The Short-Cut To Corporate Goal Achievement


A straight line is the shortest distance from one point to another. And so it is with goal achievement. We achieve goals faster without distractions and in an environment that supports the effort.

At CompZone™, we often refer to corporate culture as W.I.N., an acronym for “What Is Normal”.

Things are normal in an organization either because that’s the way they’ve always been, or because that’s the way we want them to be. All of the things that are normal (beliefs, processes, systems and behaviors) make up the company culture. To fuel goal achievement, we must be very purposeful about what is normal.

The simple route to goal achievement

The company sets 1-3 organizational goals (typically around sales growth, EB ITDA increase, and brand reputation).

Every team member has 1-3 individual goals that feed organizational goal achievement. These goals help team members do work that delivers their highest value to the organization.

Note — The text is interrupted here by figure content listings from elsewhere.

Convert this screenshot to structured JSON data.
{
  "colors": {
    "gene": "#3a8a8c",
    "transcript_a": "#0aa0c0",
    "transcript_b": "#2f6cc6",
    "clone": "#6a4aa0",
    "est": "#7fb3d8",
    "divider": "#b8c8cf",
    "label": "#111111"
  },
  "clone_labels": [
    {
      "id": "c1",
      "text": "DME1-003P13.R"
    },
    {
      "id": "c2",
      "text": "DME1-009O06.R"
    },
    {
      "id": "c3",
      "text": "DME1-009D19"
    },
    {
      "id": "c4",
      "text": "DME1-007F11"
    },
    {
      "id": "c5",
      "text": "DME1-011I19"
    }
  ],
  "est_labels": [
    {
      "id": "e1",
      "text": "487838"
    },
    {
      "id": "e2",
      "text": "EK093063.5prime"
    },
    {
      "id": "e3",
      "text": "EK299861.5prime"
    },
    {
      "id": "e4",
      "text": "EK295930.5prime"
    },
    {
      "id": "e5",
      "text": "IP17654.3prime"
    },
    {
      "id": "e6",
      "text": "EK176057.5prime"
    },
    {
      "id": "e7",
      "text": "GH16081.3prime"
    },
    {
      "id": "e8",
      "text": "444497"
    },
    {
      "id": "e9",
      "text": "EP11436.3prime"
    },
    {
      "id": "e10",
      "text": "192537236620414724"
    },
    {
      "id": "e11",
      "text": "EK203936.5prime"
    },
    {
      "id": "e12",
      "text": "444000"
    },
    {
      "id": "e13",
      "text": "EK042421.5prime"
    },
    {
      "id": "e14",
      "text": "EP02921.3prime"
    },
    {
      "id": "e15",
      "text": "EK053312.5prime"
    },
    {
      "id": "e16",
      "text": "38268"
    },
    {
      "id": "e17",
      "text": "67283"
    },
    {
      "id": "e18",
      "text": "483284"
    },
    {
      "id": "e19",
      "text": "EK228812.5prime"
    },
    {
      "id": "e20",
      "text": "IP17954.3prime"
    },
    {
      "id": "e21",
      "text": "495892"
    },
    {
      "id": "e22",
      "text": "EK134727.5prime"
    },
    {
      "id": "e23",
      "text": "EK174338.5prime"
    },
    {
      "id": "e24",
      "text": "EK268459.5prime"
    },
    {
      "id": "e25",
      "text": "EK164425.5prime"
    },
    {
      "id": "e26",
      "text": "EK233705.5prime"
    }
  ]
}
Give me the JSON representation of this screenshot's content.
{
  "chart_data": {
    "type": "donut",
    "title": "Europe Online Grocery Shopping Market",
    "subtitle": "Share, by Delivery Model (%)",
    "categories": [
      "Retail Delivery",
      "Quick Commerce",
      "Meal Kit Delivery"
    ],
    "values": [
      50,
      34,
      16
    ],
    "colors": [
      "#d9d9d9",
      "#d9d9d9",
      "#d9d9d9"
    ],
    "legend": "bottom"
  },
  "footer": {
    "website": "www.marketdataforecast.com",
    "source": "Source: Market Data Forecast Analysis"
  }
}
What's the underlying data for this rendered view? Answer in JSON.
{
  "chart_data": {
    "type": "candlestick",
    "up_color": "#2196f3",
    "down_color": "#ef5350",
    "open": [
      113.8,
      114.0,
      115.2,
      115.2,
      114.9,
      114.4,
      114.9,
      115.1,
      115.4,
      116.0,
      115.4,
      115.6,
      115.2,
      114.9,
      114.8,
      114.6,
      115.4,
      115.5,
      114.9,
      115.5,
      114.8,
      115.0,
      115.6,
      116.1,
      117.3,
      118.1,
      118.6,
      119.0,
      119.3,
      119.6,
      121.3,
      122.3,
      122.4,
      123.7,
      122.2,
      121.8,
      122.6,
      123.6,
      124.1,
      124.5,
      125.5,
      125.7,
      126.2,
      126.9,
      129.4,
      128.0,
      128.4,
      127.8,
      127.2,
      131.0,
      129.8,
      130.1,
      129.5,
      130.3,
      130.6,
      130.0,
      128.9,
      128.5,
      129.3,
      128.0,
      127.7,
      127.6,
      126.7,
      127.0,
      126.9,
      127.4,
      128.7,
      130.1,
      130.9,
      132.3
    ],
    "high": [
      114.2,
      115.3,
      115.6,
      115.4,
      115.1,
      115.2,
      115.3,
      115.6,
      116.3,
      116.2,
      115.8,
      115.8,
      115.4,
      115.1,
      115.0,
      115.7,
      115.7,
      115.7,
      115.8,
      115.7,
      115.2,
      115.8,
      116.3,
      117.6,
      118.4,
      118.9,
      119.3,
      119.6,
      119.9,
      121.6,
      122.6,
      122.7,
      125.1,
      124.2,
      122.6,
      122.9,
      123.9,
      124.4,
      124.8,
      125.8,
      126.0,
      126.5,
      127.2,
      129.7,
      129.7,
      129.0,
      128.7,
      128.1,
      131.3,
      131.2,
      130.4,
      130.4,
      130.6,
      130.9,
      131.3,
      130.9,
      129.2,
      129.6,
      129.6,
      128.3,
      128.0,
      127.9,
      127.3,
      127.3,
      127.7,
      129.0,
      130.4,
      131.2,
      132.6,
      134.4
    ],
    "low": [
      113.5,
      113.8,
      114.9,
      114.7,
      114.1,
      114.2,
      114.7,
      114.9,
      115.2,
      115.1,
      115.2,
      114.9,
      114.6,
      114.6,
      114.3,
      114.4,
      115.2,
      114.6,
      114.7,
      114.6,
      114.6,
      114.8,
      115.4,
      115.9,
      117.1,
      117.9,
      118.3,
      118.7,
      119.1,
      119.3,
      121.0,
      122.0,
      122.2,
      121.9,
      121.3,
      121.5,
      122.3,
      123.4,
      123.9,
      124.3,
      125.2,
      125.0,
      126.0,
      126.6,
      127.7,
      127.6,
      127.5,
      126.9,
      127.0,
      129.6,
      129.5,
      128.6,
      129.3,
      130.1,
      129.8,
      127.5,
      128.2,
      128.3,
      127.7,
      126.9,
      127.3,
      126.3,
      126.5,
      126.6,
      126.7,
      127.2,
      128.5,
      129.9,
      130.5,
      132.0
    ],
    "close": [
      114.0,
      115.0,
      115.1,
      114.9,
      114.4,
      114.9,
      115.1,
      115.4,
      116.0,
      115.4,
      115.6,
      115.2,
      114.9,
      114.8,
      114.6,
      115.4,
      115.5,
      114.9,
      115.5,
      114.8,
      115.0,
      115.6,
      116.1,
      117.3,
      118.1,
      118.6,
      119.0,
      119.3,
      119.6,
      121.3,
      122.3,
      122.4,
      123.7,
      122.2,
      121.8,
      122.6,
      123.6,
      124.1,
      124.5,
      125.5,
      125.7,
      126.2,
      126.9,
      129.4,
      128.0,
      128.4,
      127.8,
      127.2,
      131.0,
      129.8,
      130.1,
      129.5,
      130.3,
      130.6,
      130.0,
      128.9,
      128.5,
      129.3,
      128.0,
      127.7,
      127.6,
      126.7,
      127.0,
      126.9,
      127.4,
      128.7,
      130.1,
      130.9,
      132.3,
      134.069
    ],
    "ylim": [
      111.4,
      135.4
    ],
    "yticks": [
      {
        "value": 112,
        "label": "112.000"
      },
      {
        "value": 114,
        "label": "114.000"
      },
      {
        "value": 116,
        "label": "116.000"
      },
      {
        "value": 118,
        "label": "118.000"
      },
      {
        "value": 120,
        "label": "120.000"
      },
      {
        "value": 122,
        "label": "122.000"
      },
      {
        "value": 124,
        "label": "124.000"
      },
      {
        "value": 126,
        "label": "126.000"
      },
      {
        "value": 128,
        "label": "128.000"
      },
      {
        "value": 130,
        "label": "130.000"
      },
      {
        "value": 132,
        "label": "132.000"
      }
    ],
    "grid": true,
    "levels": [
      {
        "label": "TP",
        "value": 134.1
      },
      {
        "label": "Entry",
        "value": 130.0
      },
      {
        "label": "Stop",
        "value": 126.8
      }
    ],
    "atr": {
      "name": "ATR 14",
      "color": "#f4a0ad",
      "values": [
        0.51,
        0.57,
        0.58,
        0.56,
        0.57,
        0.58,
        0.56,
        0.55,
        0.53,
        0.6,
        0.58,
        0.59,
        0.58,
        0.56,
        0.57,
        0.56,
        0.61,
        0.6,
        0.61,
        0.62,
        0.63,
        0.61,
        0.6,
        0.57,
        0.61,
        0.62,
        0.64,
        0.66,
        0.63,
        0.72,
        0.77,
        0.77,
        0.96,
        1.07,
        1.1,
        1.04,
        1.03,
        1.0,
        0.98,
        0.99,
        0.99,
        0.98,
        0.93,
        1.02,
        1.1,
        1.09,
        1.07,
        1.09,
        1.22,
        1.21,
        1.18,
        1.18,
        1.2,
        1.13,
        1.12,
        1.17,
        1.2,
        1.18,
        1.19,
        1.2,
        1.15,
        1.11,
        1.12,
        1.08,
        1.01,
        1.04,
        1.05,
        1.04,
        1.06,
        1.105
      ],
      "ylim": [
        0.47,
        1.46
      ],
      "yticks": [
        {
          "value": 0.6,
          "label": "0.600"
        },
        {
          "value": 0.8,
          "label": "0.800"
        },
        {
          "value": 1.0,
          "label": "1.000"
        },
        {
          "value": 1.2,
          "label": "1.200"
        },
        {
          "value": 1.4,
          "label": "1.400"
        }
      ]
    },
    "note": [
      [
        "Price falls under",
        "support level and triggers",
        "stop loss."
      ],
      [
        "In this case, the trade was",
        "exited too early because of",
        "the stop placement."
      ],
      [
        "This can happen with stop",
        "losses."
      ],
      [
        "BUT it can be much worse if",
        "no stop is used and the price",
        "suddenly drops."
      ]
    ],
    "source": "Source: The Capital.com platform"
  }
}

An action plan is set for each goal. Action plan progress is reviewed monthly by a manager, partner or coach. Action is taken when something goes off track.

Goal achievement is about being focused on the doing the right things. Wrong focus is the biggest obstacle in goal achievement and in performance management.

When something goes off track

Here’s where the organization can deliver tremendous value to team members.

No blame games. Objectively find out: Why the wrong outcome? How we can support the team member to back get on track?  How does the team member spend his or her time? A personal calendar is often a great tool for uncovering wrong focus and/or how the organization is deploying the team member’s time.

Check the company “work flow”. Is it missing or in need of tweaking?

Is there motivation, personal passion, to do this work or to do this work for our organization? If not, why not?

The short-cut

The corporate culture sets out circumstances that either fuel or limit goal achievement.

For example, to remove “drama” from a culture, we set performance agreements. These performance agreements are set organizationally so all team members know how to respond (or not respond) when something feels unfair…and, also, the behavior they should expect from others in those circumstances.

Tony Robbins once said, “Envision your highest priority goal. Then ask yourself whether that goal is at all possible given your current circumstances. If it is not, then change your circumstances!”

The short-cut to corporate goal achievement is in establishing (and individually contributing to) a culture that fuels both individual and corporate goals.